Does anyone know why, if I can bypass it?
The reason is, that you won't get battery savings if random app can keep your radio busy. Since mobile carriers managed to kill WAP-Push some 15+ years ago, the only way to get push notifcations is to have a long-lived TCP connection open.
However, that opens another can of worms, there are multitude of timeouts on the way between your phone (including your phone) and the push messages server. Most apps would get this wrong, and they would have to cooperate together anyway (radio is global resource on your phone, it won't switch to low power if another app is busy chatting).
So on Android phones that come with Google apps, the task of managing push notifications is handled by Google Play framework (and also whatever Amazon is using), by single long-lived connection, used for all push messages, and not by apps themselves.
Anybody remember the way Blackberry handled this before proper push messaging? The data connection was completely dead, they just got the mobile companies themselves to do it over the phone call connection (SMS?) to indicate when there was something to read at which point the data layer came up. Really efficient in those days, except you obviously paid a fee for 'Blackberry service'
From the privacy aspect, I believe all notifications are end to end encrypted actually. Same as Apple.
I would actually be interested in being able to choose the server used for this service, and would enable it without hesitation if I could use my own server for instance.
Your phone has a persistent connection to it so that the GCM can "notify" your device when you receive a push.
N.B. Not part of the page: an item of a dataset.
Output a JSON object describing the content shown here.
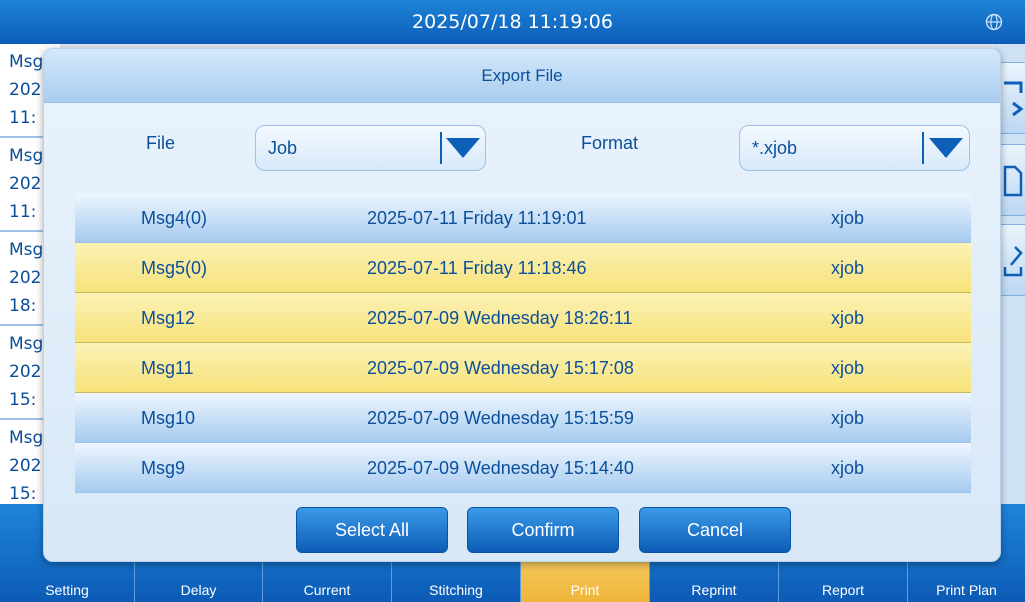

The alternative is to have a custom Android OS linked to your own push provider and then convincing app server developers to send pushes to that instead.
Unfortunately, whether we like it or not, it's hard to get away from.
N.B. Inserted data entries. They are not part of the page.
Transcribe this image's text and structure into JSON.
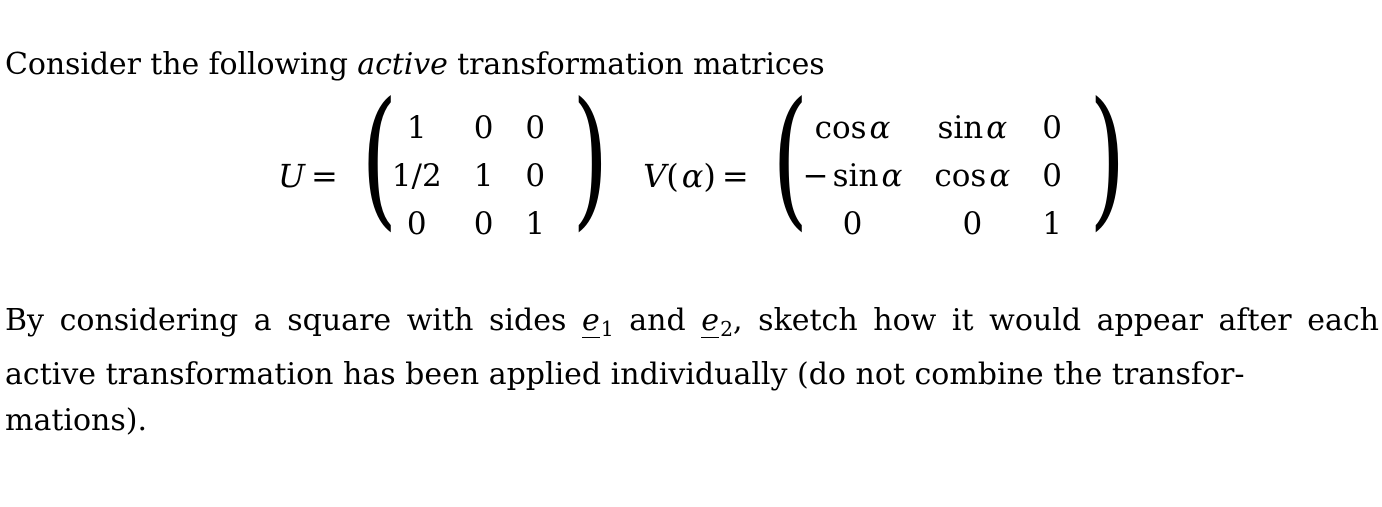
{
  "document": {
    "intro": {
      "before_emph": "Consider the following ",
      "emph": "active",
      "after_emph": " transformation matrices"
    },
    "equations": [
      {
        "name": "U",
        "label": "U",
        "equals": "=",
        "left_bracket": "(",
        "right_bracket": ")",
        "rows": [
          [
            "1",
            "0",
            "0"
          ],
          [
            "1/2",
            "1",
            "0"
          ],
          [
            "0",
            "0",
            "1"
          ]
        ]
      },
      {
        "name": "V",
        "label_fn": "V",
        "label_open": "(",
        "label_arg": "α",
        "label_close": ")",
        "equals": "=",
        "left_bracket": "(",
        "right_bracket": ")",
        "rows": [
          [
            {
              "fn": "cos",
              "arg": "α"
            },
            {
              "fn": "sin",
              "arg": "α"
            },
            {
              "plain": "0"
            }
          ],
          [
            {
              "sign": "−",
              "fn": "sin",
              "arg": "α"
            },
            {
              "fn": "cos",
              "arg": "α"
            },
            {
              "plain": "0"
            }
          ],
          [
            {
              "plain": "0"
            },
            {
              "plain": "0"
            },
            {
              "plain": "1"
            }
          ]
        ]
      }
    ],
    "paragraph": {
      "seg1": "By considering a square with sides ",
      "vec1_letter": "e",
      "vec1_sub": "1",
      "seg2": " and ",
      "vec2_letter": "e",
      "vec2_sub": "2",
      "seg3": ", sketch how it would appear after each active transformation has been applied individually (do not combine the transfor-",
      "seg4": "mations)."
    },
    "colors": {
      "background": "#ffffff",
      "text": "#000000"
    }
  }
}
None the less; this seems like a very impressive piece of hardware.
However - eventually services and the phone will be separate and eventually end up with phones like we did with the browser selection option thrust upon you giving you the choice, even if you choose to go with what you had originally.
Fun times ahead and in the end, I feel that the consumer will get a better deal in the end and as geeks who love to hack away at our phones - may get an easier life.
1.Your phone Operating system
2. gallery manager.
4. Google music player.
5. google video player.
6. Youtube app.
there's more but your time is precious and maybe you allready know all these but don't care.
let's imagine your phone was a person.. he had like gazillion types of cancer. from birth.